I am not a health professional BUT I have been dealing with a tremendous amount of stress lately and it was really getting to me. I could not reset and my behavior was terrible (plus, being so stressed you can't feel your hands is not a good long-term prospect). So I've been taking a series of classes in MBSR (Mindfulness Based Stress Reduction). The whole thing has been excellent, so if you are someone who gets stressed and reactive easily, I recommend seeing it out. Nevermind the daily meditation though (it helps, but obviously going away for 30 minutes to meditate in the midst of a crisis doesn't work) I've found two helpful coping mechanisms. First, is just stepping away. LITERALLY, either leaving a room if possible or just taking one step back. I put my hands down at my sides and take 3 deep breaths before going on. That's the least I can do and it helps to reset things just a tiny bit. The second is an addition I've developed to one of the audio tracks the program uses that's a 3-minute mindfulness preparation exercise. I think it's supposed to set you up to do a longer stretch but I use it throughout the day to just allow myself to release whatever just happened and refocus calmly on the next thing. So if you could find something like that (and can find a minute to step away with it on your phone and some earphones) maybe that would also help you. It's such a small amount of time it becomes easy to use.
posted by marylynn at 2:01 PM on April 17, 2013 [1 favorite]

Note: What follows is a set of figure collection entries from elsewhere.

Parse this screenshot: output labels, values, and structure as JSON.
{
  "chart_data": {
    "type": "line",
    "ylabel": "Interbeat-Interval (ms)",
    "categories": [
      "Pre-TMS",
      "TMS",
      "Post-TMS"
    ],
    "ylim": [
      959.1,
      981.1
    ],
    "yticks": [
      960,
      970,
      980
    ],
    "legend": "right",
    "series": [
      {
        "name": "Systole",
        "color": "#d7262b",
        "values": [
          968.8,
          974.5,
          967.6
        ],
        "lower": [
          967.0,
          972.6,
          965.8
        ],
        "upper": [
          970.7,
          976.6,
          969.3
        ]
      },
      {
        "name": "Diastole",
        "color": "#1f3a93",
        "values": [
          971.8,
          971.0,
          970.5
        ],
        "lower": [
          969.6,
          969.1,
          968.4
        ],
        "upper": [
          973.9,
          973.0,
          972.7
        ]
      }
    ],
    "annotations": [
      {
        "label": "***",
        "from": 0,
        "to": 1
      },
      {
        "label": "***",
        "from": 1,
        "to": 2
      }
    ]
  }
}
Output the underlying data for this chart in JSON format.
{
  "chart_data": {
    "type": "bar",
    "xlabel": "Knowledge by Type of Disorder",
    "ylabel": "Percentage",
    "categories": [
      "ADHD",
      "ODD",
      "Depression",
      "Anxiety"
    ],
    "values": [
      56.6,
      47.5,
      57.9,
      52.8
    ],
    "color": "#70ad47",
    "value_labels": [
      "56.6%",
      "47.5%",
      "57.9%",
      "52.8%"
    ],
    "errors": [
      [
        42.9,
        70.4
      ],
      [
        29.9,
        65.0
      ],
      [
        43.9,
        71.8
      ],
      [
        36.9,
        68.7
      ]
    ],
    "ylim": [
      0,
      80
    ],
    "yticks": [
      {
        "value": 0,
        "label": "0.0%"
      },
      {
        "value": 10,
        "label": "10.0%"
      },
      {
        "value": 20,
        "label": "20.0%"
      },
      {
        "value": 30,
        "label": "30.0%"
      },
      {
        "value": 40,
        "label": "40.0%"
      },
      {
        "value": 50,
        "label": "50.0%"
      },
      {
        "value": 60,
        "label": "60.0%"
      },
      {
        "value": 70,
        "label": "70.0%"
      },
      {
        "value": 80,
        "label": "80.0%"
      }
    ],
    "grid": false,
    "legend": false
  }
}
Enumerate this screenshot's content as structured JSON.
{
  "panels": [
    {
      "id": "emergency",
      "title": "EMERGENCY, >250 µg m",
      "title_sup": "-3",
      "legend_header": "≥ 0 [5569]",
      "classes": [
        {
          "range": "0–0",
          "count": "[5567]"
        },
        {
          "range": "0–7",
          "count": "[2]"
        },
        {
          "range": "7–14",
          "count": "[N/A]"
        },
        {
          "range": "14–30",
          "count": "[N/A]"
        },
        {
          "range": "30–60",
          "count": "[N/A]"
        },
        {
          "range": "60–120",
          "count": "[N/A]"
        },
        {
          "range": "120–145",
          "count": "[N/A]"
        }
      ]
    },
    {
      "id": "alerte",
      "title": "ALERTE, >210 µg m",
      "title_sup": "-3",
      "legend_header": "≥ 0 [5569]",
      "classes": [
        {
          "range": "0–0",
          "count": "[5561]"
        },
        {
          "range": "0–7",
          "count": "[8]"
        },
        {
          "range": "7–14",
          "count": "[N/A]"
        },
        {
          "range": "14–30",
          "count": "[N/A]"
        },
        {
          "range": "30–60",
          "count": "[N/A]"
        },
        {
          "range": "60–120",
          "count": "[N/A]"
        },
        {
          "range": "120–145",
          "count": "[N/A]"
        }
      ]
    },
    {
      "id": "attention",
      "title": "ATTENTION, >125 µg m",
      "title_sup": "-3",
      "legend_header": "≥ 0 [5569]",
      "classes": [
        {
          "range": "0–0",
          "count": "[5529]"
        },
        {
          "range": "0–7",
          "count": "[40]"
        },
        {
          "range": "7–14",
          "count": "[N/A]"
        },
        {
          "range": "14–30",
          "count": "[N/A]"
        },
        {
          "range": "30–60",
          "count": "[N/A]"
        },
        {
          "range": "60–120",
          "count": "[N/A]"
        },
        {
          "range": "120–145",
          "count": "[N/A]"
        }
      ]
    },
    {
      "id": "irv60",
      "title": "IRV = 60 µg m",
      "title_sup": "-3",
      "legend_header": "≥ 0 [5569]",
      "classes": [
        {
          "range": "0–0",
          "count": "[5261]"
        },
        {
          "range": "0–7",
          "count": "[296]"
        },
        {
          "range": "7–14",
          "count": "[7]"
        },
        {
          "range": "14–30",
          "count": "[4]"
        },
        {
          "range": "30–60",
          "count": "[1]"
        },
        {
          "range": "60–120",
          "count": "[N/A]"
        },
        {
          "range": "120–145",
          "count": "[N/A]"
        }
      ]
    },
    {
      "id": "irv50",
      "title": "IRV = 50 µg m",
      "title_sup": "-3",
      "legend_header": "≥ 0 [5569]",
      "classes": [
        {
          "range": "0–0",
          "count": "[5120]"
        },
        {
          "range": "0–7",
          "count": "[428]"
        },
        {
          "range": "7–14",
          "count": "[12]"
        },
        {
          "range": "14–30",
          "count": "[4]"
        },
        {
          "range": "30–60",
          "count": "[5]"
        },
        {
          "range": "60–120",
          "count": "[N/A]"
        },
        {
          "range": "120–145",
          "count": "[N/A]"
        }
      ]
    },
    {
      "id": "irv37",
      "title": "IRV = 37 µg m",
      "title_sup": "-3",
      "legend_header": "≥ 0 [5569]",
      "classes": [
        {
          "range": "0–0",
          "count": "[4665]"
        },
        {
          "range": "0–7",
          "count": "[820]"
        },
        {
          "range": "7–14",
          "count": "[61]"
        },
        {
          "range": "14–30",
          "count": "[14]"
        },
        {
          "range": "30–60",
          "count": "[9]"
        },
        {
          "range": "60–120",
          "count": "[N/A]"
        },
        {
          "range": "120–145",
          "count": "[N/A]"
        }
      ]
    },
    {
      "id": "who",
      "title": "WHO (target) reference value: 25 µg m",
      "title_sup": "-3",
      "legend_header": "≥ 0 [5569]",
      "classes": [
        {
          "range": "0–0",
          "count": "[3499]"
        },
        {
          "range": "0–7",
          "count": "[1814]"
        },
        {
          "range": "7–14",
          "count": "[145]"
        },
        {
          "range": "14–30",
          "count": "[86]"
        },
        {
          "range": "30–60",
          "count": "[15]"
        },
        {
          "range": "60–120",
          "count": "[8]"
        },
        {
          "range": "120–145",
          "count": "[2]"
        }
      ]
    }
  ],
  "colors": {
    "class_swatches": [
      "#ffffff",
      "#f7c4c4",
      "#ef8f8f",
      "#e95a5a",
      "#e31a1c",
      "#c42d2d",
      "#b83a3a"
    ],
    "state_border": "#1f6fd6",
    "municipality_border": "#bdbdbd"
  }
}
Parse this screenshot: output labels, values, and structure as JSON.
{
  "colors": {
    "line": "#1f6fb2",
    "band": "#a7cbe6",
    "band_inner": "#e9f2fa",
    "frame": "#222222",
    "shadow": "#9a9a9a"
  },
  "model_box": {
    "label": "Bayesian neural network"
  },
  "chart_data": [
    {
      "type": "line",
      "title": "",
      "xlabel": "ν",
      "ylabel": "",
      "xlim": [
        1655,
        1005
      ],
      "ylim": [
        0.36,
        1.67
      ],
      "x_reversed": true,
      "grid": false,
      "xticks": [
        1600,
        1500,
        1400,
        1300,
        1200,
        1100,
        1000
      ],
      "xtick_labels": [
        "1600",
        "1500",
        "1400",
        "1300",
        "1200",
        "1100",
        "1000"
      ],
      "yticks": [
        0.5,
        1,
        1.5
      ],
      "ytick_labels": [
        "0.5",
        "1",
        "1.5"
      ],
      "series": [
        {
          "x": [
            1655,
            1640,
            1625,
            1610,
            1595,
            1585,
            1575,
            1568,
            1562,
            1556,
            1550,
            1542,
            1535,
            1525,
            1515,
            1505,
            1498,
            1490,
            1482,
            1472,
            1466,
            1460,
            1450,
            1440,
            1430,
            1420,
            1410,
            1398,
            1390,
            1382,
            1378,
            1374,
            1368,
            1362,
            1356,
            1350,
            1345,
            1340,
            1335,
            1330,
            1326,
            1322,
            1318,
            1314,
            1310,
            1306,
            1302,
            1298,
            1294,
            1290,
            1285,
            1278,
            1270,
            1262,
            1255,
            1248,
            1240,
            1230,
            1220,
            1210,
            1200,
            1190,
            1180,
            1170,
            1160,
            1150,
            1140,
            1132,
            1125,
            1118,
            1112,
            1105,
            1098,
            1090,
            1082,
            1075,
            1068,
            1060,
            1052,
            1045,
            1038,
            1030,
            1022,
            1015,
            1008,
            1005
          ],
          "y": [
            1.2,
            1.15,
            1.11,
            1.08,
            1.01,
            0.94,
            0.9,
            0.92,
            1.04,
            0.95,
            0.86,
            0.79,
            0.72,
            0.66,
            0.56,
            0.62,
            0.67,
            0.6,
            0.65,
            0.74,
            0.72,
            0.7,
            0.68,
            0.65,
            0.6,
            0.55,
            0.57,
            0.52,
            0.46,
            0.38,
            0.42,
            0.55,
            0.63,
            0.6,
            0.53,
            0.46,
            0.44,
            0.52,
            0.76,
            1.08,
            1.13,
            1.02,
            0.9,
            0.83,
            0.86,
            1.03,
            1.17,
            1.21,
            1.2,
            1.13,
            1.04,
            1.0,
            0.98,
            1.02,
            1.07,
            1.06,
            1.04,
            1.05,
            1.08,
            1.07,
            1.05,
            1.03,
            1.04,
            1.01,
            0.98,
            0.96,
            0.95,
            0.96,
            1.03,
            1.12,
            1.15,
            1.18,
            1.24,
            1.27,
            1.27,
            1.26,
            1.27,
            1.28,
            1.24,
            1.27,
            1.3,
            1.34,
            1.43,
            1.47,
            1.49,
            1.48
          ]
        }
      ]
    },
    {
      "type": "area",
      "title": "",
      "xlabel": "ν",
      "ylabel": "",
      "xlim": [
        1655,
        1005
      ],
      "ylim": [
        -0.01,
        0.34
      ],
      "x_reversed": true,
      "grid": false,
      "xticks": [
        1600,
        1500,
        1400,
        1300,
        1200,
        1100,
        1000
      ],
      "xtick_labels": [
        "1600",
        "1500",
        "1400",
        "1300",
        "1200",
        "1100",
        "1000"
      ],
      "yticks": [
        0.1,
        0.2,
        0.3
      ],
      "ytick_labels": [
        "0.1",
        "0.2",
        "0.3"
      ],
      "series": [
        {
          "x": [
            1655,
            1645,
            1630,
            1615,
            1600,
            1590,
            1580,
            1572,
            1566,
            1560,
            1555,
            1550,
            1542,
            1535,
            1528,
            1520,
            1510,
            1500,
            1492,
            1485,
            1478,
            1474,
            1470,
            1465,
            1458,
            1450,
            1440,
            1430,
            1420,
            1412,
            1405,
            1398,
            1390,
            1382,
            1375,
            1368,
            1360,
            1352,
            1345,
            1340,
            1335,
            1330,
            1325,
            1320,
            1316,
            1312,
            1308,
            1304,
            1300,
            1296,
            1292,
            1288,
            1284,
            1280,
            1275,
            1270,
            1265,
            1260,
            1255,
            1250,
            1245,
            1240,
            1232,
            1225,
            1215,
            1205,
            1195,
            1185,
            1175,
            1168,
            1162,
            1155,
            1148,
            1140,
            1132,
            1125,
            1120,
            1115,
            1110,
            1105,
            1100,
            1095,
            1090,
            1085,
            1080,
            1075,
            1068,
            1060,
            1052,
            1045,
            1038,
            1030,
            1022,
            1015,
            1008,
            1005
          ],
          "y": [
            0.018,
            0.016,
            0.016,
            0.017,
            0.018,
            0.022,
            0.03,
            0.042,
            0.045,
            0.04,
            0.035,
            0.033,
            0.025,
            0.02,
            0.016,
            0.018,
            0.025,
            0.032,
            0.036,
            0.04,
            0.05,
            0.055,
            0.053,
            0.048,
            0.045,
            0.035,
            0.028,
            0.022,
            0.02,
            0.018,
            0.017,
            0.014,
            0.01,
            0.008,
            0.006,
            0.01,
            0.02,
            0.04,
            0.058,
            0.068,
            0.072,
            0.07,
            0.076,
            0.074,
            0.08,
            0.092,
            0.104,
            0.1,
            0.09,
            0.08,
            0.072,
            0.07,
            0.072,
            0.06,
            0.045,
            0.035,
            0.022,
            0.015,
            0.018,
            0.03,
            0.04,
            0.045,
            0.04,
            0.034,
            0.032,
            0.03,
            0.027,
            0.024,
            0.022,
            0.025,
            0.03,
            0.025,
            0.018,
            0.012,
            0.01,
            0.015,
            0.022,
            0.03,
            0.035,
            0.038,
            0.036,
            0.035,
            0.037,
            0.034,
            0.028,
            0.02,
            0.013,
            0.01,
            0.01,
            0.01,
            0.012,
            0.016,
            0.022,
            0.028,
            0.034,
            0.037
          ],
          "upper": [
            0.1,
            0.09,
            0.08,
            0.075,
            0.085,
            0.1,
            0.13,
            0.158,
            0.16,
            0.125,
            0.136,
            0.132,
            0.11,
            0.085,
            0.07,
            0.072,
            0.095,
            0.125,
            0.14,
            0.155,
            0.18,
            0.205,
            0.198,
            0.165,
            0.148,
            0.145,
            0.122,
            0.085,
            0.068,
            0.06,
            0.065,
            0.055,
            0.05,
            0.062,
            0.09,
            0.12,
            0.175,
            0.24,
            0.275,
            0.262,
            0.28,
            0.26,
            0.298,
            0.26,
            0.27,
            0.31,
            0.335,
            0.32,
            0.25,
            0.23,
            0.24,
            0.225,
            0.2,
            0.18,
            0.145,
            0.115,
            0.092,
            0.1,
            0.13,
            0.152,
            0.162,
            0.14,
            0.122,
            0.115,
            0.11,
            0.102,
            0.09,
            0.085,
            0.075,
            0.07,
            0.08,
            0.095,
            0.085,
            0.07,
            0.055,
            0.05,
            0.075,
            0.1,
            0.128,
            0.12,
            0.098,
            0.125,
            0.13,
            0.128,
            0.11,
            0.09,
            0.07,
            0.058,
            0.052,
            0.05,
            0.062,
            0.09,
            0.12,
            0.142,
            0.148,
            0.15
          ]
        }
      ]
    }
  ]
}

In EMS, one of the biggest part of our jobs is bringing calm and direction to a chaotic, directionless situation. That may or may not intersect with actually knowing what the hell to do.

One of the mantras is "remember the ABCs," which is a way of saying "when you have no idea what to do, fall back on the basics and that will give you time to get your feet under you". Airway, breathing, circulation, okay, now I'm in the groove.

Are you internalizing the external stressors that other people are experiencing? It's easy to do, particularly if you're in healthcare and you're empathetic by nature. It may help to think of yourself in that situation like an air traffic controller: your job is to create an orderly situation so things can get worked out.

Finally, one thing that I found made a gigantic difference in my personal reactions was forcing myself to take three beats before launching. It feels like an eternity from the inside, but it's almost unnoticeable for others, and it serves to put some thinking space in between me and what I have to do.

Healthcare is stressful, and these skills are all learned skills. You just need to keep working at it, and it will come, but it's a skill. Practice makes perfect.